I cannot accept your canon that we are to judge Pope and King unlike other men with a favourable presumption that they did no wrong. If there is any presumption, it is the other way, against the holders of power, increasing as the power increases. Historic responsibility has to make up for the want of legal responsibility. Power tends to corrupt, and absolute power corrupts absolutely. Great men are almost always bad men, even when they exercise influence and not authority: still more when you superadd the tendency or certainty of corruption by authority. There is no worse heresy than that the office sanctifies the holder of it.Members of the U.S. Congress should be forced to pay attention to that quotation--the whole paragraph, not just the famous sentence--several times an hour as they decide what to do about the current financial crisis. If there is a Congressional sound system, perhaps Lord Acton's words could regularly interrupt the soft music. Because no matter how dangerous the current financial situation, we may be facing even more dangerous abuses of power if Congress votes to give the treasury secretary everything he wants.
Paul Krugman, in this morning's New York Times op ed piece, "Cash for Trash," noted that some "are calling the proposed legislation the Authorization for Use of Financial Force, after the Authorization for Use of Military Force, the infamous bill that gave the Bush administration the green light to invade Iraq."
Krugman summarizes the administration's proposal thus:
... a taxpayer-financed bailout with no strings attached — no quid pro quo on the part of those being bailed out.... Add to this the fact that Mr. Paulson is also demanding dictatorial authority, plus immunity from review “by any court of law or any administrative agency,” and this adds up to an unacceptable proposal."After having spent a year and a half telling everyone that things were under control," Krugman says, "the Bush administration says that the sky is falling, and that to save the world we have to do exactly what it says now now now."

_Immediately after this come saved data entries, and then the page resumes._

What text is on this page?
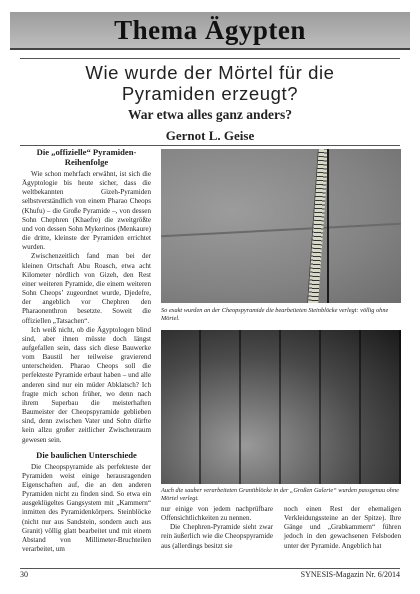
Thema Ägypten
Wie wurde der Mörtel für die
Pyramiden erzeugt?
War etwa alles ganz anders?
Gernot L. Geise
Die „offizielle“ Pyramiden-
Reihenfolge

Wie schon mehrfach erwähnt, ist sich die Ägyptologie bis heute sicher, dass die weltbekannten Gizeh-Pyramiden selbstverständlich von einem Pharao Cheops (Khufu) – die Große Pyramide –, von dessen Sohn Chephren (Khaefre) die zweitgrößte und von dessen Sohn Mykerinos (Menkaure) die dritte, kleinste der Pyramiden errichtet wurden.

Zwischenzeitlich fand man bei der kleinen Ortschaft Abu Roasch, etwa acht Kilometer nördlich von Gizeh, den Rest einer weiteren Pyramide, die einem weiteren Sohn Cheops’ zugeordnet wurde, Djedefre, der angeblich vor Chephren den Pharaonenthron besetzte. Soweit die offiziellen „Tatsachen“.

Ich weiß nicht, ob die Ägyptologen blind sind, aber ihnen müsste doch längst aufgefallen sein, dass sich diese Bauwerke vom Baustil her teilweise gravierend unterscheiden. Pharao Cheops soll die perfekteste Pyramide erbaut haben – und alle anderen sind nur ein müder Abklatsch? Ich fragte mich schon früher, wo denn nach ihrem Superbau die meisterhaften Baumeister der Cheopspyramide geblieben sind, denn zwischen Vater und Sohn dürfte kein allzu großer zeitlicher Zwischenraum gewesen sein.

Die baulichen Unterschiede

Die Cheopspyramide als perfekteste der Pyramiden weist einige herausragenden Eigenschaften auf, die an den anderen Pyramiden nicht zu finden sind. So etwa ein ausgeklügeltes Gangsystem mit „Kammern“ inmitten des Pyramidenkörpers. Steinblöcke (nicht nur aus Sandstein, sondern auch aus Granit) völlig glatt bearbeitet und mit einem Abstand von Millimeter-Bruchteilen verarbeitet, um

So exakt wurden an der Cheopspyramide die bearbeiteten Steinblöcke verlegt: völlig ohne Mörtel.
Auch die sauber verarbeiteten Granitblöcke in der „Großen Galerie“ wurden passgenau ohne Mörtel verlegt.

nur einige von jedem nachprüfbare Offensichtlichkeiten zu nennen.

Die Chephren-Pyramide sieht zwar rein äußerlich wie die Cheopspyramide aus (allerdings besitzt sie

noch einen Rest der ehemaligen Verkleidungssteine an der Spitze). Ihre Gänge und „Grabkammern“ führen jedoch in den gewachsenen Felsboden unter der Pyramide. Angeblich hat

30	SYNESIS-Magazin Nr. 6/2014
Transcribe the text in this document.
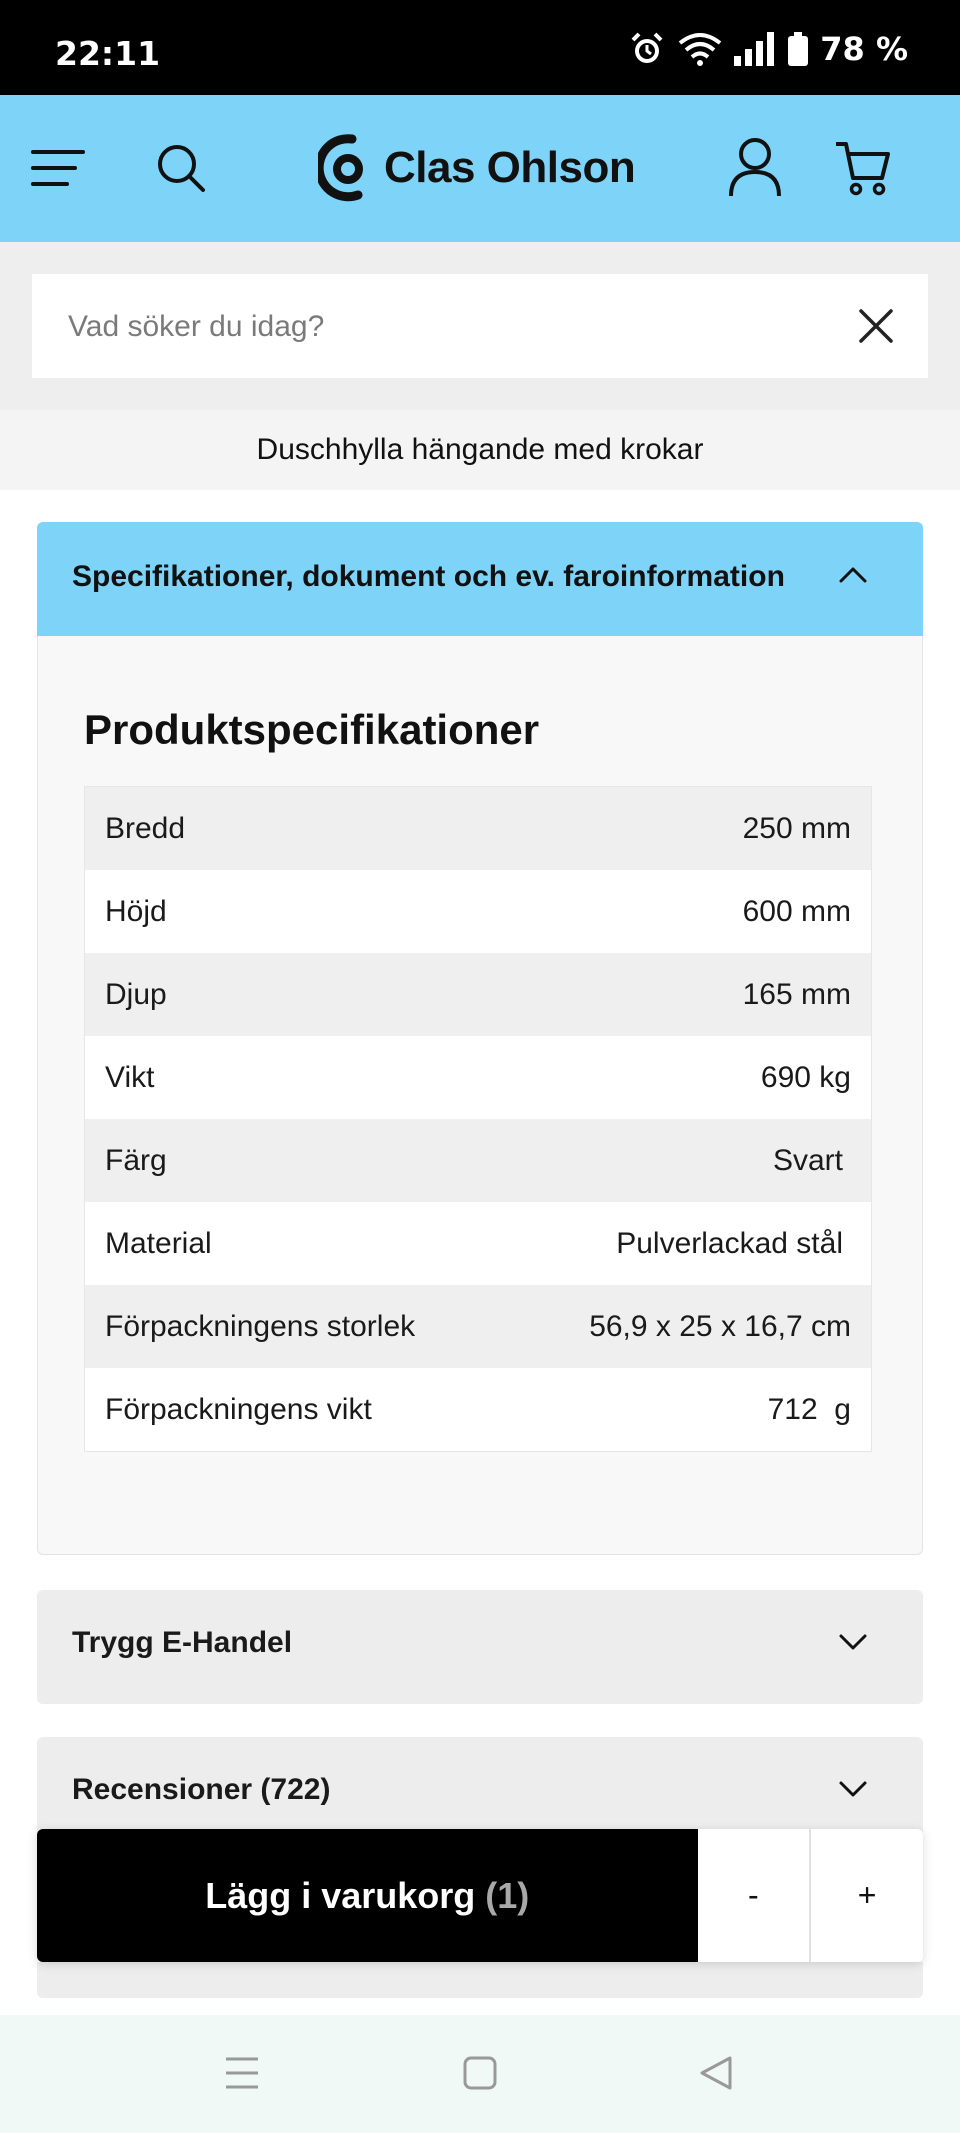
22:11	78 %
Clas Ohlson
Vad söker du idag?
Duschhylla hängande med krokar
Specifikationer, dokument och ev. faroinformation
Produktspecifikationer
Bredd	250 mm
Höjd	600 mm
Djup	165 mm
Vikt	690 kg
Färg	Svart
Material	Pulverlackad stål
Förpackningens storlek	56,9 x 25 x 16,7 cm
Förpackningens vikt	712  g
Trygg E-Handel
Recensioner (722)
Lägg i varukorg (1)	-	+
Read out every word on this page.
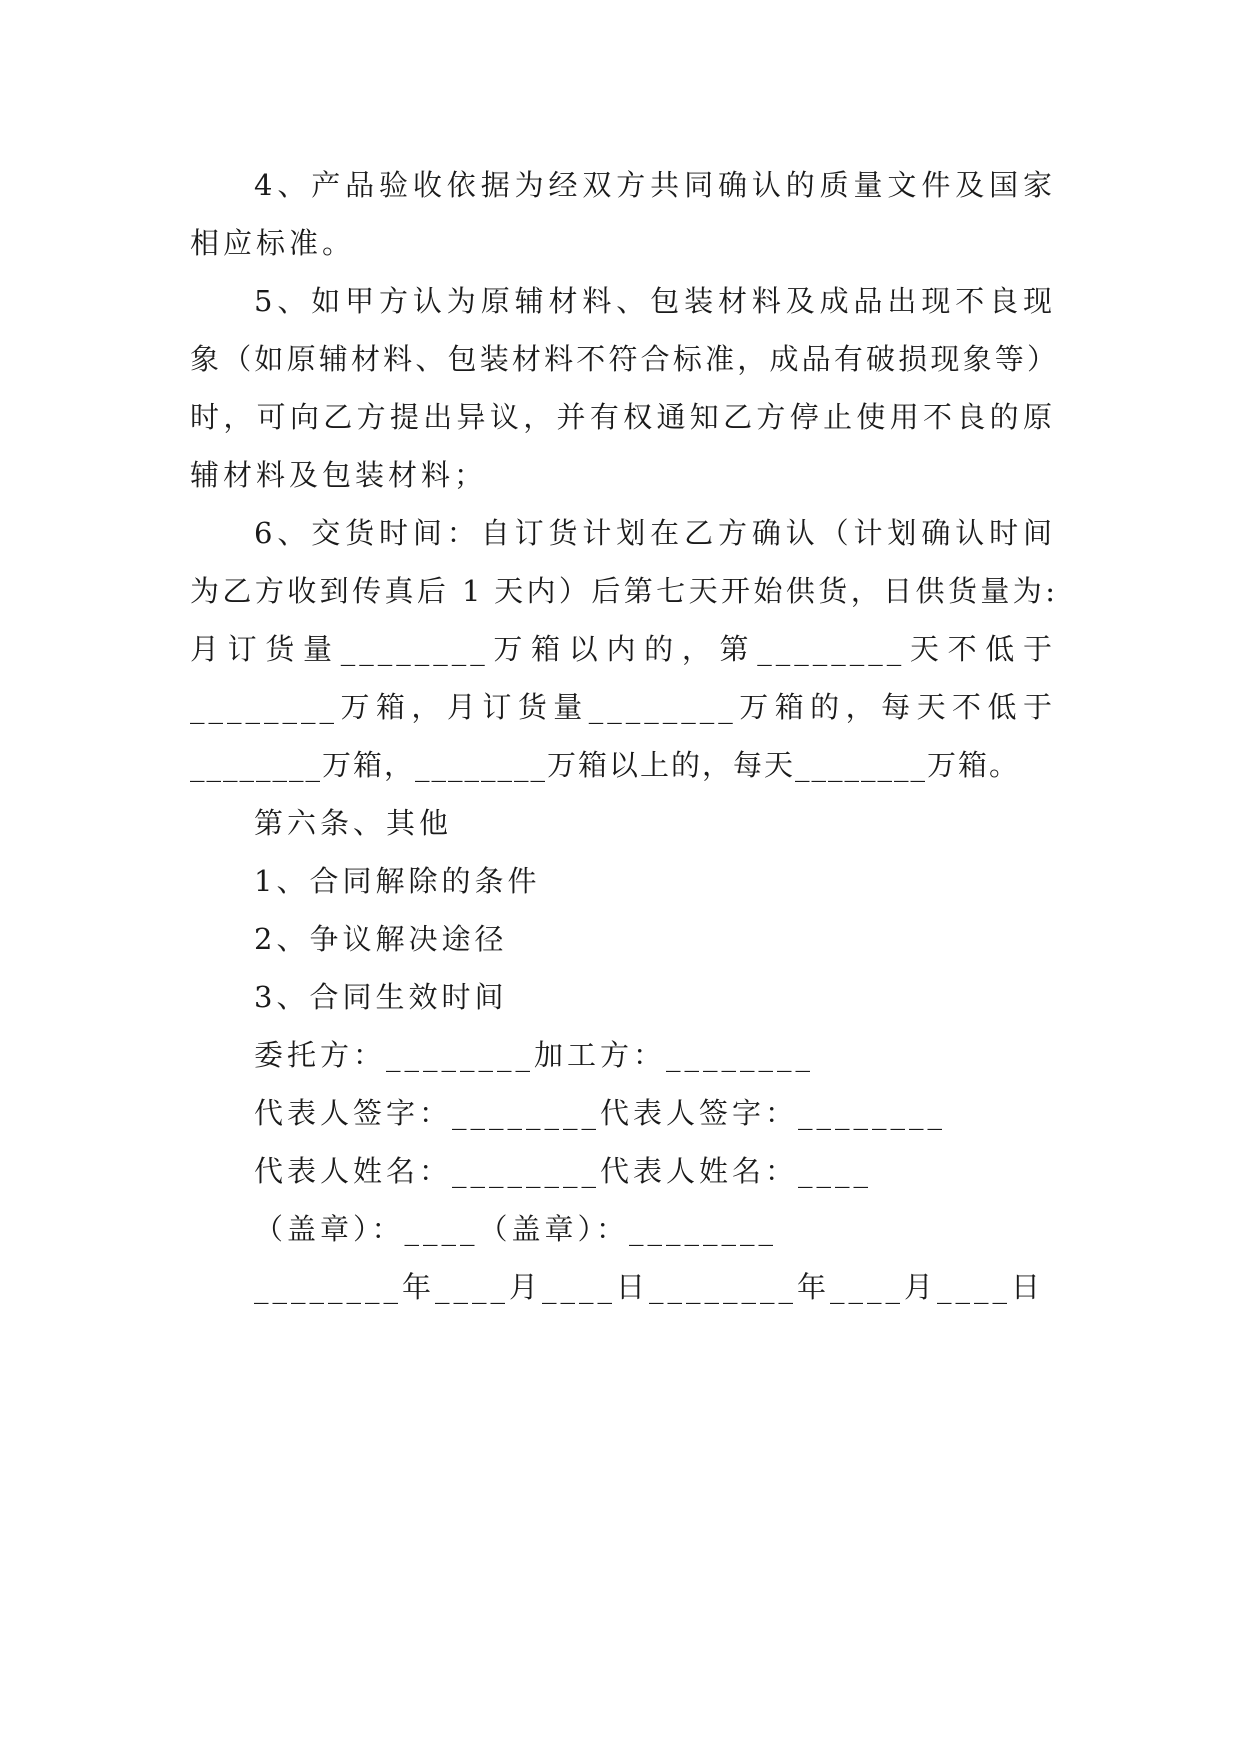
4、产品验收依据为经双方共同确认的质量文件及国家
相应标准。
5、如甲方认为原辅材料、包装材料及成品出现不良现
象（如原辅材料、包装材料不符合标准，成品有破损现象等）
时，可向乙方提出异议，并有权通知乙方停止使用不良的原
辅材料及包装材料；
6、交货时间：自订货计划在乙方确认（计划确认时间
为乙方收到传真后 1 天内）后第七天开始供货，日供货量为:
月订货量________万箱以内的，第________天不低于
________万箱，月订货量________万箱的，每天不低于
________万箱，________万箱以上的，每天________万箱。
第六条、其他
1、合同解除的条件
2、争议解决途径
3、合同生效时间
委托方：________加工方：________
代表人签字：________代表人签字：________
代表人姓名：________代表人姓名：____
（盖章）：____（盖章）：________
________年____月____日________年____月____日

This sounds uncomfortably like the situation in 2001-2, when the president argued and Congress agreed that Mr. Bush needed to be authorized to do whatever he deemed necessary to fight terrorism. One result of the Authorization for Use of Military Force has been a major increase in executive power, often at the expense of human rights. If Congress decides to give the treasury secretary free rein to do whatever he deems necessary to fight world financial meltdown, executive power will increase still more.
In 1973, during President Nixon's second term, historian Arthur Schlesinger Jr. wrote a book called The Imperial Presidency. In 2004 in his book Takeover: The Return of the Imperial Presidency and the Subversion of American Democracy, journalist Charlie Savage applied Schlesinger's term to the George W. Bush administration. If Congress passes the treasury secretary's proposed legislation, presidential power will have gone way past imperial. What term will historians and journalists coin to describe the result?
John McCain was slow to see the financial juggernaut coming, but his comment this morning was right on:
"Never before in the history of our nation has so much power and money been concentrated in the hands of one person, a person I admire and respect a great deal, Secretary Paulson," McCain said. "This arrangement makes me deeply uncomfortable. And when we're talking about a trillion dollars of taxpayer money, 'trust me' just isn't good enough."